The URI generated by this method will use the standard HTTP or secure HTTPS protocol, depending on whether the @secure_http variable is set. If the S3 bucket and object names parameters provided are not empty strings, they are added to the URI path. If URI will follow the subdomain format, only object names and not bucket names will be added to the path.

The following examples demonstrate how this method can be used to construct URIs corresponding to the examples in Table 3-2 earlier in this chapter.
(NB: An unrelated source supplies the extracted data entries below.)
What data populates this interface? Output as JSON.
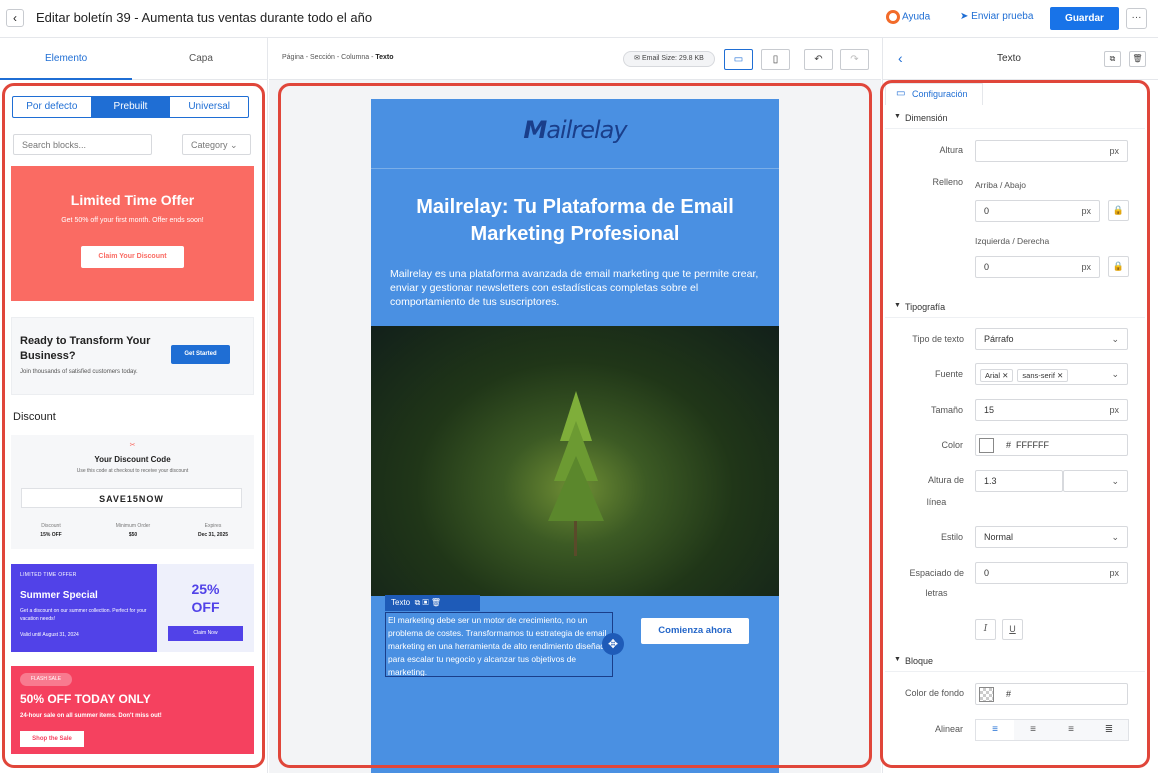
{
  "header": {
    "back_icon": "chevron-left",
    "title": "Editar boletín 39 - Aumenta tus ventas durante todo el año",
    "help_label": "Ayuda",
    "send_test_label": "Enviar prueba",
    "save_label": "Guardar",
    "more_label": "···"
  },
  "left_panel": {
    "tabs": [
      "Elemento",
      "Capa"
    ],
    "active_tab": "Elemento",
    "segments": [
      "Por defecto",
      "Prebuilt",
      "Universal"
    ],
    "active_segment": "Prebuilt",
    "search_placeholder": "Search blocks...",
    "category_label": "Category",
    "blocks": {
      "limited_offer": {
        "title": "Limited Time Offer",
        "subtitle": "Get 50% off your first month. Offer ends soon!",
        "button": "Claim Your Discount"
      },
      "transform": {
        "title": "Ready to Transform Your Business?",
        "subtitle": "Join thousands of satisfied customers today.",
        "button": "Get Started"
      },
      "discount_heading": "Discount",
      "discount_code": {
        "icon": "✂",
        "title": "Your Discount Code",
        "subtitle": "Use this code at checkout to receive your discount",
        "code": "SAVE15NOW",
        "cols": [
          {
            "label": "Discount",
            "value": "15% OFF"
          },
          {
            "label": "Minimum Order",
            "value": "$50"
          },
          {
            "label": "Expires",
            "value": "Dec 31, 2025"
          }
        ]
      },
      "summer": {
        "tag": "LIMITED TIME OFFER",
        "title": "Summer Special",
        "subtitle": "Get a discount on our summer collection. Perfect for your vacation needs!",
        "valid": "Valid until August 31, 2024",
        "pct": "25%",
        "off": "OFF",
        "button": "Claim Now"
      },
      "flash": {
        "pill": "FLASH SALE",
        "title": "50% OFF TODAY ONLY",
        "subtitle": "24-hour sale on all summer items. Don't miss out!",
        "button": "Shop the Sale"
      }
    }
  },
  "canvas": {
    "breadcrumb": {
      "path": "Página - Sección - Columna - ",
      "current": "Texto"
    },
    "email_size": "Email Size: 29.8 KB",
    "email": {
      "logo_prefix": "M",
      "logo_rest": "ailrelay",
      "heading": "Mailrelay: Tu Plataforma de Email Marketing Profesional",
      "paragraph": "Mailrelay es una plataforma avanzada de email marketing que te permite crear, enviar y gestionar newsletters con estadísticas completas sobre el comportamiento de tus suscriptores.",
      "selected_label": "Texto",
      "selected_text": "El marketing debe ser un motor de crecimiento, no un problema de costes. Transformamos tu estrategia de email marketing en una herramienta de alto rendimiento diseñada para escalar tu negocio y alcanzar tus objetivos de marketing.",
      "cta": "Comienza ahora"
    }
  },
  "right_panel": {
    "title": "Texto",
    "config_tab": "Configuración",
    "sections": {
      "dimension": "Dimensión",
      "typography": "Tipografía",
      "block": "Bloque"
    },
    "altura_label": "Altura",
    "altura_unit": "px",
    "relleno_label": "Relleno",
    "top_bottom_label": "Arriba / Abajo",
    "top_bottom_value": "0",
    "left_right_label": "Izquierda / Derecha",
    "left_right_value": "0",
    "text_type_label": "Tipo de texto",
    "text_type_value": "Párrafo",
    "font_label": "Fuente",
    "fonts": [
      "Arial",
      "sans-serif"
    ],
    "size_label": "Tamaño",
    "size_value": "15",
    "color_label": "Color",
    "color_hash": "#",
    "color_value": "FFFFFF",
    "line_height_label_1": "Altura de",
    "line_height_label_2": "línea",
    "line_height_value": "1.3",
    "style_label": "Estilo",
    "style_value": "Normal",
    "spacing_label_1": "Espaciado de",
    "spacing_label_2": "letras",
    "spacing_value": "0",
    "bg_color_label": "Color de fondo",
    "bg_color_hash": "#",
    "align_label": "Alinear"
  },
  "colors": {
    "accent": "#1873e8",
    "email_bg": "#4a90e2",
    "highlight": "#e0463a"
  }
}
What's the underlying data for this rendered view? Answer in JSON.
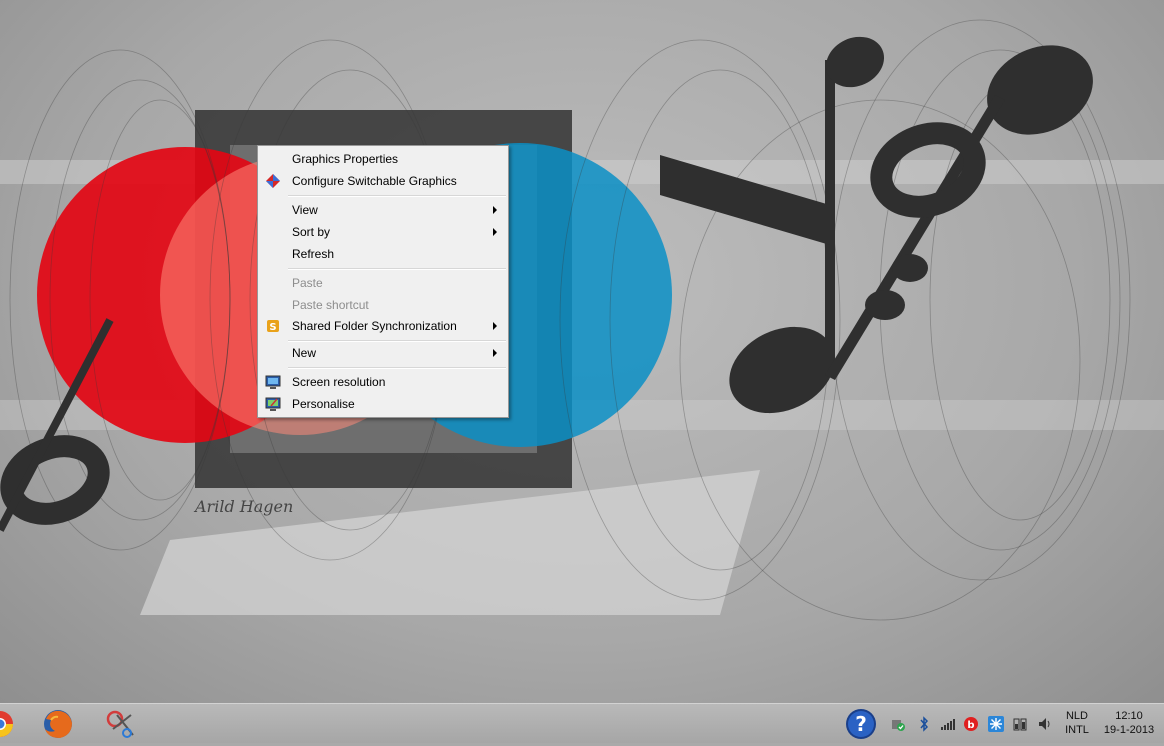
{
  "wallpaper": {
    "signature": "Arild Hagen",
    "colors": {
      "red": "#e30613",
      "blue": "#0a8fc6",
      "dark": "#2f2f2f"
    }
  },
  "context_menu": {
    "items": [
      {
        "label": "Graphics Properties",
        "icon": "none",
        "disabled": false,
        "submenu": false
      },
      {
        "label": "Configure Switchable Graphics",
        "icon": "switchable-graphics-icon",
        "disabled": false,
        "submenu": false
      },
      {
        "label": "View",
        "disabled": false,
        "submenu": true
      },
      {
        "label": "Sort by",
        "disabled": false,
        "submenu": true
      },
      {
        "label": "Refresh",
        "disabled": false,
        "submenu": false
      },
      {
        "label": "Paste",
        "disabled": true,
        "submenu": false
      },
      {
        "label": "Paste shortcut",
        "disabled": true,
        "submenu": false
      },
      {
        "label": "Shared Folder Synchronization",
        "icon": "shared-folder-sync-icon",
        "disabled": false,
        "submenu": true
      },
      {
        "label": "New",
        "disabled": false,
        "submenu": true
      },
      {
        "label": "Screen resolution",
        "icon": "screen-resolution-icon",
        "disabled": false,
        "submenu": false
      },
      {
        "label": "Personalise",
        "icon": "personalise-icon",
        "disabled": false,
        "submenu": false
      }
    ]
  },
  "taskbar": {
    "pinned": [
      "chrome-icon",
      "firefox-icon",
      "snipping-tool-icon"
    ],
    "tray_icons": [
      "help-icon",
      "network-adapter-icon",
      "bluetooth-icon",
      "signal-bars-icon",
      "beats-audio-icon",
      "snowflake-icon",
      "power-icon",
      "volume-icon"
    ],
    "language": {
      "top": "NLD",
      "bottom": "INTL"
    },
    "clock": {
      "time": "12:10",
      "date": "19-1-2013"
    }
  }
}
# Load the S3 class and instantiate it in a variable
irb> require 'S3'
irb> s3 = S3.new

# S3 Service URI
irb> s3.generate_s3_uri().to_s
=> "https://s3.amazonaws.com"

# Bucket URI (where the bucket name is a valid DNS name)
irb> s3.generate_s3_uri('bucketname').to_s
=> "https://bucketname.s3.amazonaws.com"

# Bucket URI (where the bucket name is not a valid DNS name)
irb> s3.generate_s3_uri('bucket_name').to_s
=> "https://s3.amazonaws.com/bucket_name"

# Object URI (where the bucket name is a valid DNS name)
irb> s3.generate_s3_uri('bucket.name','objectkey').to_s
=> "https://bucket.name.s3.amazonaws.com/objectkey"

# Object URI (where the bucket name is not a valid DNS name)
irb> s3.generate_s3_uri('bucket-.-name','objectkey').to_s
=> "https://s3.amazonaws.com/bucket-.-name/objectkey"

# Bucket's ACL URI
irb> s3.generate_s3_uri('bucketname', '', [:acl=>nil]).to_s
=> "https://bucketname.s3.amazonaws.com?acl"